Mitt Romney hosts his own “Experts and Enthusiasts 2013” conference in Utah.

ELECTIONS

National Review columnist John Fund calls on conservatives to get behind Gabriel Gomez, even though he’s not one of them, because he has a chance to win. In interviews with the Globe, Gomez and Democratic rival Ed Markey stake out contrasting views on foreign policy issues, including the civil war in Syria and the Israeli-Palestinian conflict.

The Herald isn’t playing along with Boston Mayor Tom Menino’s command to “be nice” to the city he’s run for the past two decades, as the paper piles the Boston Redevelopment Authority with a two-page spread on the intermingling of development and politics. Boston magazine earlier this month called on the city’s next mayor to shutter the agency.

EDUCATION

Several Boston public schools have received troubling letters that ramble on about Al Qaeda, Nazis, and weapons of mass destruction, but officials say there is no evidence to suggest students at the schools are in actual danger.

The Weymouth School Committee voted to hike the cost of school lunch by 25 cents because of declining sales this year they attribute to federal regulations mandating healthier choices.

TRANSPORTATION

A Randolph woman who told police she didn’t want to be late for work because of traffic was ticketed for driving in the restricted HOV lane on the Southeast Expressway with a doll strapped in a car seat.

ENERGY/ENVIRONMENT

The Patrick administration is spending millions in electric ratepayer funds to shore up a key subsidy for the state’s solar industry, CommonWealth reports.
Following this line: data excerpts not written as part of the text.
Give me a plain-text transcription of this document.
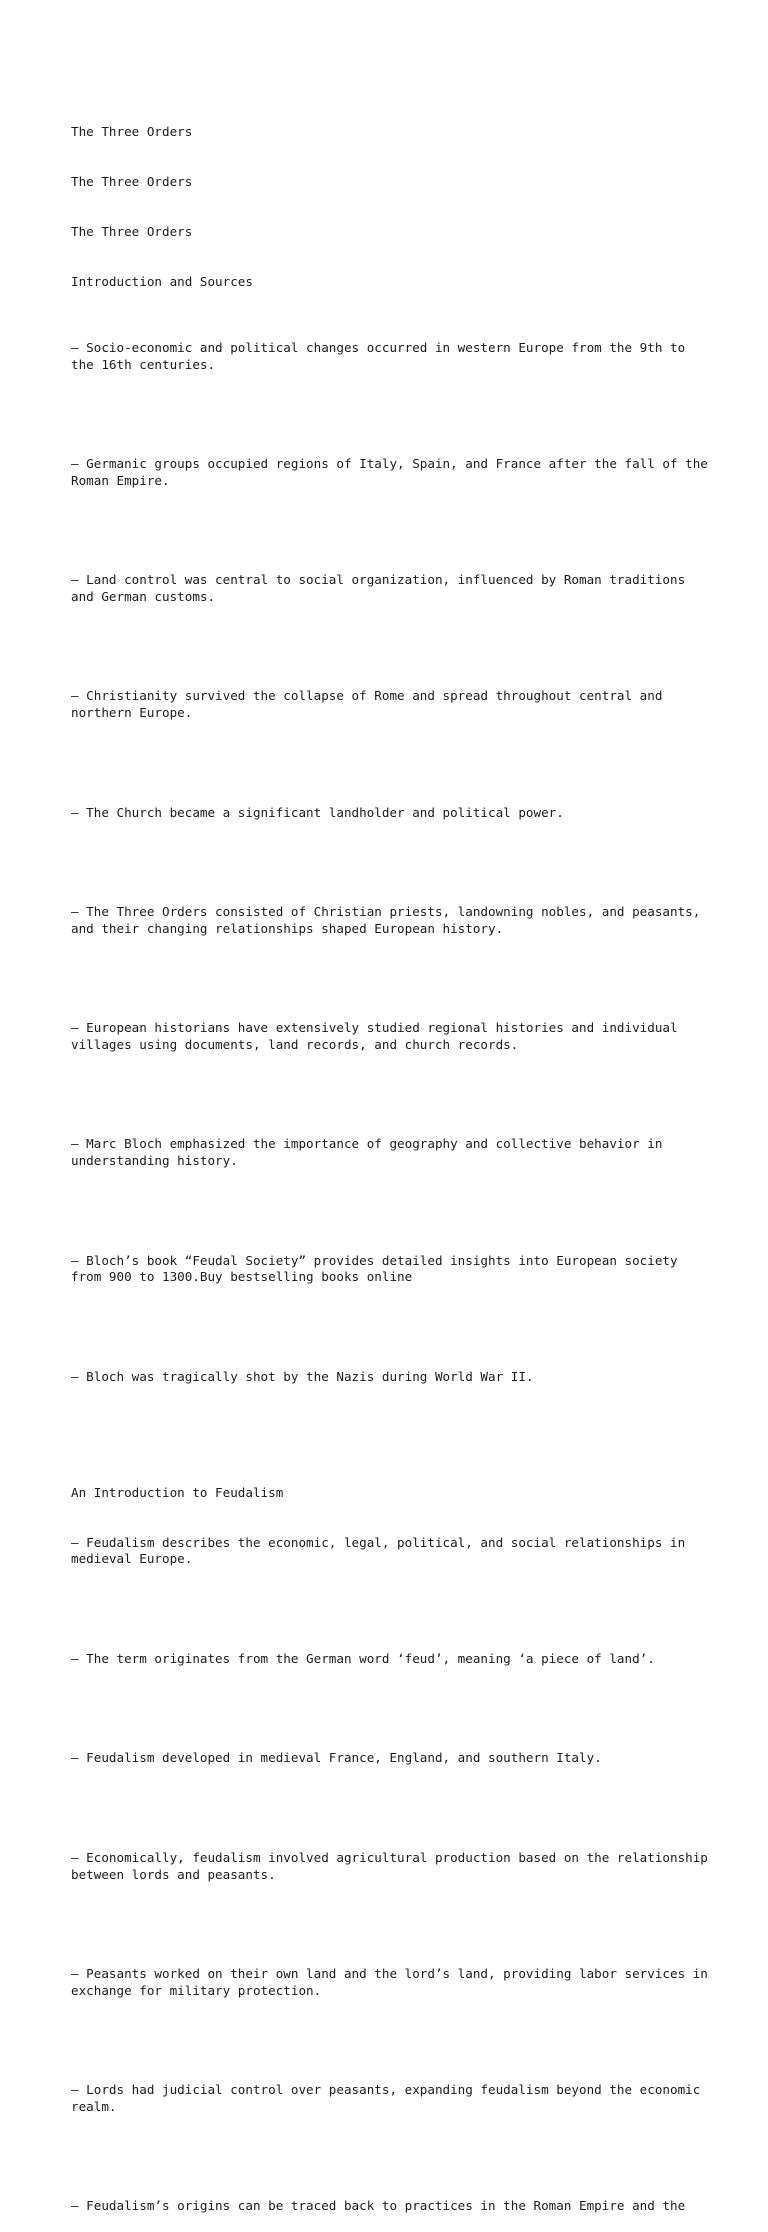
The Three Orders

The Three Orders

The Three Orders

Introduction and Sources

– Socio-economic and political changes occurred in western Europe from the 9th to the 16th centuries.

– Germanic groups occupied regions of Italy, Spain, and France after the fall of the Roman Empire.

– Land control was central to social organization, influenced by Roman traditions and German customs.

– Christianity survived the collapse of Rome and spread throughout central and northern Europe.

– The Church became a significant landholder and political power.

– The Three Orders consisted of Christian priests, landowning nobles, and peasants, and their changing relationships shaped European history.

– European historians have extensively studied regional histories and individual villages using documents, land records, and church records.

– Marc Bloch emphasized the importance of geography and collective behavior in understanding history.

– Bloch’s book “Feudal Society” provides detailed insights into European society from 900 to 1300.Buy bestselling books online

– Bloch was tragically shot by the Nazis during World War II.

An Introduction to Feudalism

– Feudalism describes the economic, legal, political, and social relationships in medieval Europe.

– The term originates from the German word ‘feud’, meaning ‘a piece of land’.

– Feudalism developed in medieval France, England, and southern Italy.

– Economically, feudalism involved agricultural production based on the relationship between lords and peasants.

– Peasants worked on their own land and the lord’s land, providing labor services in exchange for military protection.

– Lords had judicial control over peasants, expanding feudalism beyond the economic realm.

– Feudalism’s origins can be traced back to practices in the Roman Empire and the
State shark scientists are relying on donations and grants to fund tagging and other research activities involving the big fish.

CRIMINAL JUSTICE

Globe columnist Kevin Cullen is a wee bit skeptical of Whitey Bulger’s professed reason for trying to keep him from covering the gangster’s trial. Peter Gelzinis traces Bulger’s downfall to a broken promise Bulger made to a South Boston drug dealer, who went to the feds after Bulger failed to make mortgage payments on the dealer’s house. The lawyer for Bulger’s FBI handler, John Connolly, calls Bulger’s claim that he wasn’t an FBI informant “laughable.”

Doctors at Bridgewater State Hospital say a 20-year-old Weymouth man accused of killing his mother, sister, and his mother’s boyfriend is not competent to stand trial.